I heard a rumor that they are in the process of draining Lake Anahuac and Turtle bayou. Due to too much salt water in the lake. Is this rumor true?

Thanks,
Robert


----------



## Fishin' Soldier (Dec 25, 2007)

I fished there two weeks ago and ran out to the mouth of the lake an dit is LOW LOW LOW..not sure if they are draining it but it is low had to stop my boat and turn around back into the bayou.


----------



## shadslinger (Aug 21, 2005)

The whole river is low from Dallas down.

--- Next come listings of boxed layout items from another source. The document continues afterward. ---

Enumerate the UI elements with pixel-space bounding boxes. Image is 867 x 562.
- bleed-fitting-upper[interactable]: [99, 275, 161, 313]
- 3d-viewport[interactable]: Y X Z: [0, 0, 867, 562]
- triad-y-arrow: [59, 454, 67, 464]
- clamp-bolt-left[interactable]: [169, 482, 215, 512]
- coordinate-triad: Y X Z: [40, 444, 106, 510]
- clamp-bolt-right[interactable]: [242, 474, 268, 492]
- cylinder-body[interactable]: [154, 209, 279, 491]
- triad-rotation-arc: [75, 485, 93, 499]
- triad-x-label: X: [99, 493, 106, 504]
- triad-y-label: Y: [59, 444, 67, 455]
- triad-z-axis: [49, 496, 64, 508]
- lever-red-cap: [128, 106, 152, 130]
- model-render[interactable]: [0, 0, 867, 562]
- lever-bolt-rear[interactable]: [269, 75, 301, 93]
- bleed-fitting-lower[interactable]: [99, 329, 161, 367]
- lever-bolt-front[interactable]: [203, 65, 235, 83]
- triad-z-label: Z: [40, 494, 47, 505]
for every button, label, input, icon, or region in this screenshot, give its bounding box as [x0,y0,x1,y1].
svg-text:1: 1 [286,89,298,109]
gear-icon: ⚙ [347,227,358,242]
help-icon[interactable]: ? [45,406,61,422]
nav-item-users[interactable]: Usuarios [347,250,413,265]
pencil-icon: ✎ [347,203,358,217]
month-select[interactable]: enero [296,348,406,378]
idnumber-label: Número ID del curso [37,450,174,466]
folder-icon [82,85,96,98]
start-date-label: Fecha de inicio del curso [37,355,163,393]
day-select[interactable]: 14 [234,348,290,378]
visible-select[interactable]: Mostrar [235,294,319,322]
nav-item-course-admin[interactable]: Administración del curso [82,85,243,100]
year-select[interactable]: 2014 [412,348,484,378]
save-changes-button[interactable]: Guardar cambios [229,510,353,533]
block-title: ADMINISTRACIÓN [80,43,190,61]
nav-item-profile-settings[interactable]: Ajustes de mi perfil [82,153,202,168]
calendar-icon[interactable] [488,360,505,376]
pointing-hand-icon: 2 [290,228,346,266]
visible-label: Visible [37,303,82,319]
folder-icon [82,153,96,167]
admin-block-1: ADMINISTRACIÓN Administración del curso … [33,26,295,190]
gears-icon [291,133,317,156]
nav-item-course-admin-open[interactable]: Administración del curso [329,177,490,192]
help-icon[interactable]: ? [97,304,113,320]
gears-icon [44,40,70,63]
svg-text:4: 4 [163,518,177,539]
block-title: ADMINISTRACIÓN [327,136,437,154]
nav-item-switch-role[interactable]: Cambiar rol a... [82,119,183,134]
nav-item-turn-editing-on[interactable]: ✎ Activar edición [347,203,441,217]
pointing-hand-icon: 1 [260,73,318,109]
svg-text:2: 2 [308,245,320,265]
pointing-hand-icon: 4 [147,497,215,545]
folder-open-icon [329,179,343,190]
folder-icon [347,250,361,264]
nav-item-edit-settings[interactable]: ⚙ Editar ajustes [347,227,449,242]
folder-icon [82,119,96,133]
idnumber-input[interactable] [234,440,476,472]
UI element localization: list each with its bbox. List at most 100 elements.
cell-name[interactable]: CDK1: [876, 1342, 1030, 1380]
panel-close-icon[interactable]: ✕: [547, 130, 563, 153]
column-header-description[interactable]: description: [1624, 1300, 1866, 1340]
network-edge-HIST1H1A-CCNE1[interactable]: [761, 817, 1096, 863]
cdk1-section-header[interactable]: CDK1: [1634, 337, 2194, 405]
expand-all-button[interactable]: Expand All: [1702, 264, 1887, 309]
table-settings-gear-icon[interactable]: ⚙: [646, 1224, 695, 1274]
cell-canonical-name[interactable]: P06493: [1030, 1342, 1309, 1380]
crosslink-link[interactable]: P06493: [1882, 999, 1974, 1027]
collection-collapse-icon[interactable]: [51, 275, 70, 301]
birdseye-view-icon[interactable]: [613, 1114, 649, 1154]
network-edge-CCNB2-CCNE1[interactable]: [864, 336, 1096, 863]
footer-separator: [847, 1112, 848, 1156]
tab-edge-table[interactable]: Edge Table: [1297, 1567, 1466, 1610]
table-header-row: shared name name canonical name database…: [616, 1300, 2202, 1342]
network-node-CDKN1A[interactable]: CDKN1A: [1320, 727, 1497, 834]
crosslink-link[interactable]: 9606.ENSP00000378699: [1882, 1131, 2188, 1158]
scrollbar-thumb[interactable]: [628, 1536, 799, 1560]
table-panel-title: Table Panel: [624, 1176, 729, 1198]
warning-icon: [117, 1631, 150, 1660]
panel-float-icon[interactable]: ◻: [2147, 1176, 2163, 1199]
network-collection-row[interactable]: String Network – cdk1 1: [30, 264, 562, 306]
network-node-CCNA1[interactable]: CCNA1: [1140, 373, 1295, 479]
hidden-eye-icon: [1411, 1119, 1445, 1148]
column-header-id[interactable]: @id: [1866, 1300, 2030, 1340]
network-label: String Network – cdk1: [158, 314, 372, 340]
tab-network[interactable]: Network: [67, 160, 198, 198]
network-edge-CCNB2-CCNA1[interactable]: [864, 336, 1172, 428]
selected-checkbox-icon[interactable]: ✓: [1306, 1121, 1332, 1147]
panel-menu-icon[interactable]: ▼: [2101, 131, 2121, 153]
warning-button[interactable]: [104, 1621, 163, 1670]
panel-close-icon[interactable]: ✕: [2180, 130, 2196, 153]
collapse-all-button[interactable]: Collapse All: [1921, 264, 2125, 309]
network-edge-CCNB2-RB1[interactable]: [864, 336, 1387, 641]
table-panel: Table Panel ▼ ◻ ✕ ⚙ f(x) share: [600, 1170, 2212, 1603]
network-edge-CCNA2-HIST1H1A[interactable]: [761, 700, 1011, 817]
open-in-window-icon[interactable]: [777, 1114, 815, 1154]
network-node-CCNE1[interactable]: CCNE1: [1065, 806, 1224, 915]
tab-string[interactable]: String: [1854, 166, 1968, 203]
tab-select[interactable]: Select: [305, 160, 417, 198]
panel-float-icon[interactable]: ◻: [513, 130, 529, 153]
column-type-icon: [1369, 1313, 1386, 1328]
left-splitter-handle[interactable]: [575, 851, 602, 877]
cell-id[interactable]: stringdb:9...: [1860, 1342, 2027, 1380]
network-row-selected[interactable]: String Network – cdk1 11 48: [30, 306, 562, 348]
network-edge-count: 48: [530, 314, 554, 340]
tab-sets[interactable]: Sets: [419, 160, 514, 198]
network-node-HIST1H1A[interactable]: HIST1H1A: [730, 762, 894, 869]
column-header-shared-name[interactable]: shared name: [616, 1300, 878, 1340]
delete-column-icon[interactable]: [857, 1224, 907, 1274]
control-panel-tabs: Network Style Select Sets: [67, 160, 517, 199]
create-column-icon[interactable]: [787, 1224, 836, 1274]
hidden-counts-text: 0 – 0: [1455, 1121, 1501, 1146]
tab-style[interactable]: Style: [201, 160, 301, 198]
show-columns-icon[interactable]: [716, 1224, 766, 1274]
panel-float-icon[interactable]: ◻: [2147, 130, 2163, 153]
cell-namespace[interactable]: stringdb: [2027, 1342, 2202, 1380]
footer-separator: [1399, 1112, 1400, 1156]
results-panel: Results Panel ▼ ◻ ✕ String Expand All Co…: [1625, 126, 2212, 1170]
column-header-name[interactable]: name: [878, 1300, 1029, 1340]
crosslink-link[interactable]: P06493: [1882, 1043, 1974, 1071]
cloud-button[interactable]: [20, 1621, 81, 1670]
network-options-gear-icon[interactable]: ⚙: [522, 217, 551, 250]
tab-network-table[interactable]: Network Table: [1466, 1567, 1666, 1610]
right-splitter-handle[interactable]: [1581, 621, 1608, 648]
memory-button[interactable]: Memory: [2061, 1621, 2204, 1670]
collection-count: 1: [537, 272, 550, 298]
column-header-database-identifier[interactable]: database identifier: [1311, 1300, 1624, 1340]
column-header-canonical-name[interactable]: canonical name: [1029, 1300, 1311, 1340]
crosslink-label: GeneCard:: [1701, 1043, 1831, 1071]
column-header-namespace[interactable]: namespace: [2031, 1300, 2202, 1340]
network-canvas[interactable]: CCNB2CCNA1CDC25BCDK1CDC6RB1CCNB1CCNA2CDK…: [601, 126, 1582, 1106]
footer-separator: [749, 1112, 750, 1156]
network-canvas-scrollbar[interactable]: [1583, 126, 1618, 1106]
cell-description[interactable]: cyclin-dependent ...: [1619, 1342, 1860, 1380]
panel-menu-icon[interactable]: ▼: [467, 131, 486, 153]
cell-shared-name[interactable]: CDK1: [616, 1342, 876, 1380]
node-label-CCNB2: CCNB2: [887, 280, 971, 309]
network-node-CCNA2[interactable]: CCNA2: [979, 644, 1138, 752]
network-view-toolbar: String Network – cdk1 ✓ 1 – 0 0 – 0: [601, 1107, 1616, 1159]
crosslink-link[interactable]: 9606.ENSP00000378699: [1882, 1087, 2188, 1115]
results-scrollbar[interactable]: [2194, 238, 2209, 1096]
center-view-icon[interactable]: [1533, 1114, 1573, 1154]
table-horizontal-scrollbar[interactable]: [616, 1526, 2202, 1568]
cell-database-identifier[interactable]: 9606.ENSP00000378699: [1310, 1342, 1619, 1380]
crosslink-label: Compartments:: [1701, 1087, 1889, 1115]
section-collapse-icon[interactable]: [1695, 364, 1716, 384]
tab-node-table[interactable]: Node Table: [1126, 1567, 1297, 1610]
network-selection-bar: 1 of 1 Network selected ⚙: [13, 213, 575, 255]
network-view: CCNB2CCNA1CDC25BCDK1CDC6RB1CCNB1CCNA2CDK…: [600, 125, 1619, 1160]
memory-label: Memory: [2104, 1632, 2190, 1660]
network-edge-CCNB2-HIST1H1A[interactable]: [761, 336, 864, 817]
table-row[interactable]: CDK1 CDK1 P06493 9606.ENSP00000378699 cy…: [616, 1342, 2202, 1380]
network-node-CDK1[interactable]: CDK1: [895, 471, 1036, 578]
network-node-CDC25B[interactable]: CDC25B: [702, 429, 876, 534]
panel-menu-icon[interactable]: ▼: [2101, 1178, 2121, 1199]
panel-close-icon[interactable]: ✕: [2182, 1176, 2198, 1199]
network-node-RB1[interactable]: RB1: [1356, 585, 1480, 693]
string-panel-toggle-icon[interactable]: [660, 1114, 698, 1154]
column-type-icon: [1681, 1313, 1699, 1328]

They may be having to accommodate the water intake pipes and keep saltwater from getting to them, or it could just be that the Trinity is bad need of water all the way down the coast.


----------



## chestypuller7 (Nov 22, 2005)

*lake anahuac/turtle bayou*

water rleased from the lake not a rumor. I was told it was to purge the saltwater from IKE. The lake provides drinking water for the local residents. I was a little bothered recently by two hughe barges clearing the shoreline of obstructions. I am quite sure it has affected the habitat both for water and shore wildlife. Specifically at this time of the year when it is pre crappie spawn..........


----------



## bboswell (Aug 14, 2006)

With the lake being near pure saltwater I doubt you need to worry about a crappie spawn.


----------



## chestypuller7 (Nov 22, 2005)

*lake anahuac turtle bayou*



bboswell said:


> With the lake being near pure saltwater I doubt you need to worry about a crappie spawn.


 Why is that???


----------



## Gator gar (Sep 21, 2007)

My cousin told me of the devestation that the spillway took at lake Anahuac. Said salt water poured into the lake and had the concrete spilllway standing on its end. 

He works enviromental clean-up and has seen the impact first hand. Never did he mention a fish kill, while we were discussing it. He did mention the killing of vegetation, though.

He is an avid fisherman and has since, set some trotlines iin Lake Anahuac. Catching plenty of blue cats.

If you are in to the crappie spawn, I would deffinately give it a shot. The lake may be low, but Turtle bayou is pretty deep and that is where I see all the Crappie fishermen at during the spawn.


----------



## shadslinger (Aug 21, 2005)

That means the blue crabs will have an easyer time of coming up the Trinity this summer.


----------



## littlejohnbass (Jan 15, 2006)

Crappie are being caught in Turtle Bayou as we speak. They are not on the banks right now but they are being caught in 6 - 10ft. They are not stacked up either. They are kind of spotty....

I also was told that the banks are being cleaned off of debris, brush, and other stuff by FEMA due to the hurricane....

Fishing report is true but I do not know much about the banks being cleared off. Heard that second hand.

Just a thought....


----------



## Fishin' Soldier (Dec 25, 2007)

I fished the bayou a while back and it is true about them cleaning the bayou up. Big cranes dragging logs all around. We caught one crappie about 3 week ago. fished every log and stup in there. Waiting desperatly for the spawn to kick off.


----------



## rkerhs409 (Aug 15, 2006)

Fishin' Soldier said:


> Waiting desperatly for the spawn to kick off.


I know what ya mean!


----------



## Fishin' Soldier (Dec 25, 2007)

Any new reports for turtle bayou?


----------